[Form 4] Alphabet Inc. Insider Trading Activity
Philipp Schindler, SVP and Chief Business Officer of Alphabet Inc. (GOOGL), reported changes in his beneficial ownership on 09/15/2025. The filing shows acquisitions of Class C Google Stock Units (GSUs) in connection with dividend equivalents (DEUs) that accrued and were distributed on September 15, 2025. The Form 4 lists three GSU-related acquisitions that increase reported holdings to 36,284, 72,932, and 114,985 GSUs respectively, and also reports beneficial ownership of 728,937 shares of Class C capital stock. The filing includes detailed vesting schedules for the GSUs and notes that DEUs vest on the same schedule as the underlying GSUs.
- Increased reported equity holdings via dividend equivalent units and GSUs recorded on 09/15/2025
- Clear vesting schedules disclosed for the GSUs and DEUs, including specific vesting dates and cadence
- Detailed explanation that DEUs vest on the same schedule as the underlying GSUs
- None.
Insights
TL;DR: Routine insider accruals and vesting activity increased reported GSU holdings; no cash trades or dispositions reported.
The Form 4 documents dividend-equivalent units credited to an executive's outstanding equity awards and subsequent increases in beneficially reported GSUs on 09/15/2025. These are non-cash accruals tied to a declared cash dividend and follow predefined vesting schedules. The filing does not show any open-market purchases or sales of underlying shares, only award-related accruals and existing direct holdings of Class C capital stock. For investors, this is a non-transactional ownership update reflecting compensation mechanics rather than directional trading by management.

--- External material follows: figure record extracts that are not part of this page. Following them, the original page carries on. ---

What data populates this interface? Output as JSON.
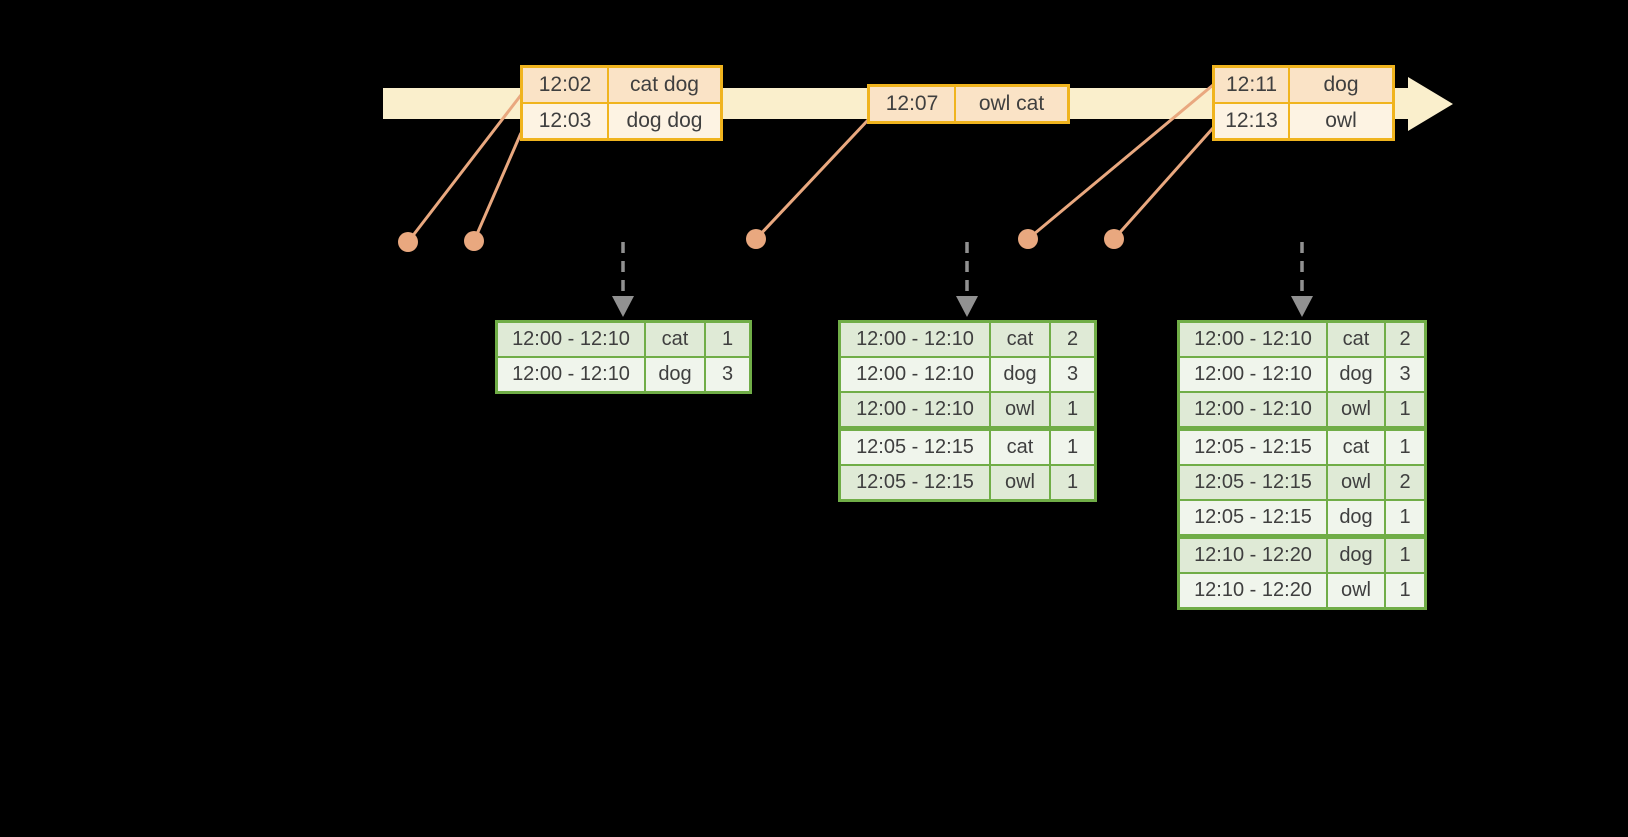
{
  "colors": {
    "background": "#000000",
    "band": "#FAEFCC",
    "gold": "#F0B41E",
    "peachDark": "#FAE3C6",
    "peachLight": "#FDF3E3",
    "salmon": "#E9A87F",
    "gray": "#919191",
    "green": "#70AD47",
    "greenDark": "#DFEAD6",
    "greenLight": "#F0F5EC",
    "text": "#3F3F3F"
  },
  "icons": {
    "timeline_arrowhead": "right-arrowhead-icon",
    "event_marker": "event-dot",
    "trigger_arrow": "dashed-down-arrow-icon"
  },
  "event_tables": [
    {
      "rows": [
        [
          "12:02",
          "cat dog"
        ],
        [
          "12:03",
          "dog dog"
        ]
      ]
    },
    {
      "rows": [
        [
          "12:07",
          "owl cat"
        ]
      ]
    },
    {
      "rows": [
        [
          "12:11",
          "dog"
        ],
        [
          "12:13",
          "owl"
        ]
      ]
    }
  ],
  "result_tables": [
    {
      "rows": [
        [
          "12:00 - 12:10",
          "cat",
          "1"
        ],
        [
          "12:00 - 12:10",
          "dog",
          "3"
        ]
      ],
      "group_starts": []
    },
    {
      "rows": [
        [
          "12:00 - 12:10",
          "cat",
          "2"
        ],
        [
          "12:00 - 12:10",
          "dog",
          "3"
        ],
        [
          "12:00 - 12:10",
          "owl",
          "1"
        ],
        [
          "12:05 - 12:15",
          "cat",
          "1"
        ],
        [
          "12:05 - 12:15",
          "owl",
          "1"
        ]
      ],
      "group_starts": [
        3
      ]
    },
    {
      "rows": [
        [
          "12:00 - 12:10",
          "cat",
          "2"
        ],
        [
          "12:00 - 12:10",
          "dog",
          "3"
        ],
        [
          "12:00 - 12:10",
          "owl",
          "1"
        ],
        [
          "12:05 - 12:15",
          "cat",
          "1"
        ],
        [
          "12:05 - 12:15",
          "owl",
          "2"
        ],
        [
          "12:05 - 12:15",
          "dog",
          "1"
        ],
        [
          "12:10 - 12:20",
          "dog",
          "1"
        ],
        [
          "12:10 - 12:20",
          "owl",
          "1"
        ]
      ],
      "group_starts": [
        3,
        6
      ]
    }
  ]
}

TL;DR: Disclosure aligns with standard executive compensation reporting; vesting schedules and DEU treatment are clearly disclosed.
The report provides required transparency on grant-related equity accruals and vesting schedules for a senior officer. It specifies how DEUs convert into Class C shares upon vesting and enumerates the vesting cadence across multiple grants. This level of detail supports governance best practices for disclosure of executive equity compensation and does not indicate unexpected amendments or departures from standard award terms.